席に着いた一行は、ガサガサとハンバーガーの袋を開けて、かぶり付く。
カイルは隣の葵の真似をして、チキンナゲットのソースのふたを開ける。
「えーと、カイル君はここは初めて来たのかい?」
先程からのカイルの様子を見ていたレンパパが、不思議そうに尋ねた。
「うん。初めてだよ。食べた事がないのをいっぱい食べられて、嬉しいなぁ」
カイルはハンバーガーの中に何が入っているのか、齧りついた後を確かめていた。
「ハンバーガーは初めてだったのか?」
「うん。

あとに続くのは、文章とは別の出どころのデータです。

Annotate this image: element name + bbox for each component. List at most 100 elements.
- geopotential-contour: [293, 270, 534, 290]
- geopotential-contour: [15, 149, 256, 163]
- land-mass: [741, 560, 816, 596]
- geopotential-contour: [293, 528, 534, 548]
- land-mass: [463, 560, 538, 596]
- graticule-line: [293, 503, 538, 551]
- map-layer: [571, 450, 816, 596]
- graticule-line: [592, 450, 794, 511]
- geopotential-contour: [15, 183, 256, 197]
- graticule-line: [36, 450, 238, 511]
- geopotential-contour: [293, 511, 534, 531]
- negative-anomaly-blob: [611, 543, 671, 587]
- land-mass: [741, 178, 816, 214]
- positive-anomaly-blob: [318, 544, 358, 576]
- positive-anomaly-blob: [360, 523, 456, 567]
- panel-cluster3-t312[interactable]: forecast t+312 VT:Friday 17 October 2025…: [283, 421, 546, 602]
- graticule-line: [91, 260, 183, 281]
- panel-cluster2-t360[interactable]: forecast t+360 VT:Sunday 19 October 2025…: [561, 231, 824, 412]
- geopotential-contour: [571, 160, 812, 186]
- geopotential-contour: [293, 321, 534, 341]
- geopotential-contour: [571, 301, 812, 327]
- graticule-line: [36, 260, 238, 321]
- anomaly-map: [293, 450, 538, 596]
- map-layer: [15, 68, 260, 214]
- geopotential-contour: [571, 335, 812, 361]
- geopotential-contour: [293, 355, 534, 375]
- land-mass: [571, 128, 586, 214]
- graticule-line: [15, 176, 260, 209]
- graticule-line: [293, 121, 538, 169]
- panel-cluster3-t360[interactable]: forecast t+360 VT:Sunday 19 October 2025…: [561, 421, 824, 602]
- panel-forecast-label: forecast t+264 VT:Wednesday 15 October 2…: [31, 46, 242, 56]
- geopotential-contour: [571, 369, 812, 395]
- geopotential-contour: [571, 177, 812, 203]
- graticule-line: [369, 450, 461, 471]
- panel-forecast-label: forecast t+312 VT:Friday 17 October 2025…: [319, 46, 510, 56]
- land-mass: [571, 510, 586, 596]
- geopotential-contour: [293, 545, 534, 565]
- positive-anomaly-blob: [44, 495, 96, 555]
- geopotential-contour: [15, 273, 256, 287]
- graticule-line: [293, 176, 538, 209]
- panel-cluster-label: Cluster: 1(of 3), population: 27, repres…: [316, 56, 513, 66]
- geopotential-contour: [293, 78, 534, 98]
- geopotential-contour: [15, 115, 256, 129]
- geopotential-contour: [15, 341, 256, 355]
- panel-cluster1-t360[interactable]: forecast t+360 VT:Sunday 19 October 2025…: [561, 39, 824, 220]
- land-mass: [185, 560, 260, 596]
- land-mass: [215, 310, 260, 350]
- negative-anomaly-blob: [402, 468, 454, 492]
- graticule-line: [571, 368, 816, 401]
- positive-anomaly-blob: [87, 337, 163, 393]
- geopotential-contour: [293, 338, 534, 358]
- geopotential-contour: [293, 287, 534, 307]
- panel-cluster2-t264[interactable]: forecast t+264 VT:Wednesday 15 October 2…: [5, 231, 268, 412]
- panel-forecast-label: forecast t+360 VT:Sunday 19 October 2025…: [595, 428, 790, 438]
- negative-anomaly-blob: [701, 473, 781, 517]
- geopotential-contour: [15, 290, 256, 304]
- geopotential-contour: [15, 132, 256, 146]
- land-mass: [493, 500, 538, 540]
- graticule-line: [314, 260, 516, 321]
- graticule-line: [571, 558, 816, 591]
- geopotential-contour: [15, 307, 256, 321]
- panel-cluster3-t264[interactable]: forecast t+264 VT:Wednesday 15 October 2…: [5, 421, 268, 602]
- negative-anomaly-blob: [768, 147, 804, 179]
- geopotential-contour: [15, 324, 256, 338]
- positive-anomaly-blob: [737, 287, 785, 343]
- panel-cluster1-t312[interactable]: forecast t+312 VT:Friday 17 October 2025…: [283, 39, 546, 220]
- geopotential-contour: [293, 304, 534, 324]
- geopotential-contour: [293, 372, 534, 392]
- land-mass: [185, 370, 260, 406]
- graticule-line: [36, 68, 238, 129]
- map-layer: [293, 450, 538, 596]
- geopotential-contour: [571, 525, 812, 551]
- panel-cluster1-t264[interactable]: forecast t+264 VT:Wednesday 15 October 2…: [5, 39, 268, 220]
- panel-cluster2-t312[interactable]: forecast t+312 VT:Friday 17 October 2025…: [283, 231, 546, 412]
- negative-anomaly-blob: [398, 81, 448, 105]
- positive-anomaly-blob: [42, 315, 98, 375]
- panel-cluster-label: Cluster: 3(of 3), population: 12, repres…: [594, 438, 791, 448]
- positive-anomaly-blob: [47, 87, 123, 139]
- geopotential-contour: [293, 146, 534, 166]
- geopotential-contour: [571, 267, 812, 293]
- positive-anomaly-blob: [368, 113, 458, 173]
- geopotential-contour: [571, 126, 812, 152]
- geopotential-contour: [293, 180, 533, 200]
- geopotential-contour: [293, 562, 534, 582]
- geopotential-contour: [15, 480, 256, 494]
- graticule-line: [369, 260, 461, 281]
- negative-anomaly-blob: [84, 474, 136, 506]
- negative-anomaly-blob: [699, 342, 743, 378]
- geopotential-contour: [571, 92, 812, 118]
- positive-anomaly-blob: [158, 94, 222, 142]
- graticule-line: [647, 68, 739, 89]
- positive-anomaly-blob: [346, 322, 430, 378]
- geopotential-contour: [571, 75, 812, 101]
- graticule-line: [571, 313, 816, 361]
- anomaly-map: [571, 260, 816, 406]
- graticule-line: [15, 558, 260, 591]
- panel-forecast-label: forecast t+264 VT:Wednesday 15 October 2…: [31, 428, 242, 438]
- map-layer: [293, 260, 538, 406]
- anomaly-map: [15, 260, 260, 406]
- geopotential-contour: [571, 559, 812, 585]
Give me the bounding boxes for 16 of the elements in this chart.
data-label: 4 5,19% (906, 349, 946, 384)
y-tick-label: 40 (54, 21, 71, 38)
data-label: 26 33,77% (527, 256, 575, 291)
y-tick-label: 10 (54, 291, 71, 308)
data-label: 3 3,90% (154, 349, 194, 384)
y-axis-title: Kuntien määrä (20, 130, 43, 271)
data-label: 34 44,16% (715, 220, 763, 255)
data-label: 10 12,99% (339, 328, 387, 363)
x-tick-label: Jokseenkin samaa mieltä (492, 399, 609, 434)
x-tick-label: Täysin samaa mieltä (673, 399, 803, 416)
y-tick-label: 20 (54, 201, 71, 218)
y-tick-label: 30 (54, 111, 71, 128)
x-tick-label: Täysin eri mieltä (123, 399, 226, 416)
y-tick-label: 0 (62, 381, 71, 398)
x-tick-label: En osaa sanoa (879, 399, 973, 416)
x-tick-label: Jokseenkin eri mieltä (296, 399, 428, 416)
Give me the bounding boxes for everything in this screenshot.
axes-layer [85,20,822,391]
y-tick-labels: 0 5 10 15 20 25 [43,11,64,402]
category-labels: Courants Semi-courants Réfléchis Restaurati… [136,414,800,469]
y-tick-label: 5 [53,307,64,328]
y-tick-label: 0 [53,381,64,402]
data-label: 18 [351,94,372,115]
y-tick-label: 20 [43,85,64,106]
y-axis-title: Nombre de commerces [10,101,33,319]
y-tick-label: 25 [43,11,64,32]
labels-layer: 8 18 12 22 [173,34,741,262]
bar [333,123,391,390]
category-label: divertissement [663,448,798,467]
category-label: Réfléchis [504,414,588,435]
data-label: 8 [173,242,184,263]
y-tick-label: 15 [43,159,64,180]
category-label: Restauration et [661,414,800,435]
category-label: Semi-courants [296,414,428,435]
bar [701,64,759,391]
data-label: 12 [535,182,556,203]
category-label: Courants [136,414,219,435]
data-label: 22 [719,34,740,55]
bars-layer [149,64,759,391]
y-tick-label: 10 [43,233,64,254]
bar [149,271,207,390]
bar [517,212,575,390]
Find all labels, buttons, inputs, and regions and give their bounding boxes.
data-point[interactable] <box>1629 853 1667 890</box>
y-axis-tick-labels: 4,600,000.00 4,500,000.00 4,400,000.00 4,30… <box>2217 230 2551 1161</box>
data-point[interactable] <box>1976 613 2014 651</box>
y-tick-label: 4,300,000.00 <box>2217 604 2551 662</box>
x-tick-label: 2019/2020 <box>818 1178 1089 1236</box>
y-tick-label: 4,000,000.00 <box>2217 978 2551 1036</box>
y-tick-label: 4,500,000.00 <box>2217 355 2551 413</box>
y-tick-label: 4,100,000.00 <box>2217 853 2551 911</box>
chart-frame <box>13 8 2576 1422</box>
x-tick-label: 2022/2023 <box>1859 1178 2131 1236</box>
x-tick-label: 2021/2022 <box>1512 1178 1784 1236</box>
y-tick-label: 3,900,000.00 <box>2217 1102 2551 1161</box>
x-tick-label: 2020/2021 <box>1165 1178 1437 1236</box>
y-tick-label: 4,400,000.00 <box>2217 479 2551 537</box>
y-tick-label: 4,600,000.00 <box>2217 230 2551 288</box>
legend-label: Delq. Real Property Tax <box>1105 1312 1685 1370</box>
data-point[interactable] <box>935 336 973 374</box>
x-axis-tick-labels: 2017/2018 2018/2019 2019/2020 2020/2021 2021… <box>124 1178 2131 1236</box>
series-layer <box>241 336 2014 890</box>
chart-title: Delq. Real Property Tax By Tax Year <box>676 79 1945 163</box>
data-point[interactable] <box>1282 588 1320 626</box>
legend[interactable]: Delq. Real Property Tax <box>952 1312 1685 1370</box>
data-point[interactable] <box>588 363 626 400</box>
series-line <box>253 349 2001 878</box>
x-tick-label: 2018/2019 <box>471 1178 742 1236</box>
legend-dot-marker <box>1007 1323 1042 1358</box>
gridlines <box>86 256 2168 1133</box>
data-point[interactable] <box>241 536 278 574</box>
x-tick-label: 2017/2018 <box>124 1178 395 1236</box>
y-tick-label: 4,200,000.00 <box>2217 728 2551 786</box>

葵お兄ちゃんは色々連れていってくれるけど、ここは初めてだよ」
「カイル君のパパとママは、あんまり、こんな所は来ないのかな?」
ファストフードを好まない親もいるから、カイルの両親はそういうタイプなのかな?とレンパパは思った。
「お父さんは会った事ないし、お母さんは死んだって聞かされた」
チキンナゲットに興味津々のカイルは、さらっと答える。
「!・・・」
レンパパは、カイルのそんな様子に、ますます言葉を失った。
「お父さん、目を押さえてどうしたんだよ」
会話を聞いていなかったレンが、不審な行動を取る父を、訝しげに聞いた。
「いや何でもない。手を洗ってくる」
レンパパは顔を背けたまま、お手洗いに急いだ。
「カイルのソースを付けさせてよ」
尾形(弟)がカイルのバーベキューソースを付けると、自分のマスタードソースをカイルの前に差し出した。
「これも初めてなんだろう? 色んな味を試してみろよ」
尾形兄弟はさっきのカイルとレンパパの会話を、聞いていたようだった。
「これも食べるか?」
尾形(兄)もアップルパイを半分割ってくれた。
カイルにとって、男友達とワチャワチャと喋って、食べて、ふざけて、とても楽しい一時だった。
レンがまた、葵に中学校の話をしだした。
「第3中学校行こうよー」
「おいおい、葵も困ってるだろう。その辺にしとけよ」
戻ってきたレンパパが、諫める。
「悪いなー。レンは中学校に行ったら葵とバッテリーを組むんだって楽しみにしてたから、ショックなんだろう」
レンパパがレンの頭をワシャワシャと撫でる。
その様子を見ていたカイルが、時々葵がそれを自分にしてくれた事を思いだし、なんだか嬉しくなった。
親しい間柄にする行為だと、分かったからだ。
家に帰って、マクドカルドでの話を百合と蘭にすると、2人は楽しそうに聞いてくれた。
百合は朝のカイルの父親の話から、気を揉んでいたが、元気に帰って来たカイルを見て心底ホッとしたのだった。
しかし、もうすぐ帰ってくる子供達の父親である、洋一の事を考えると気が重くなった。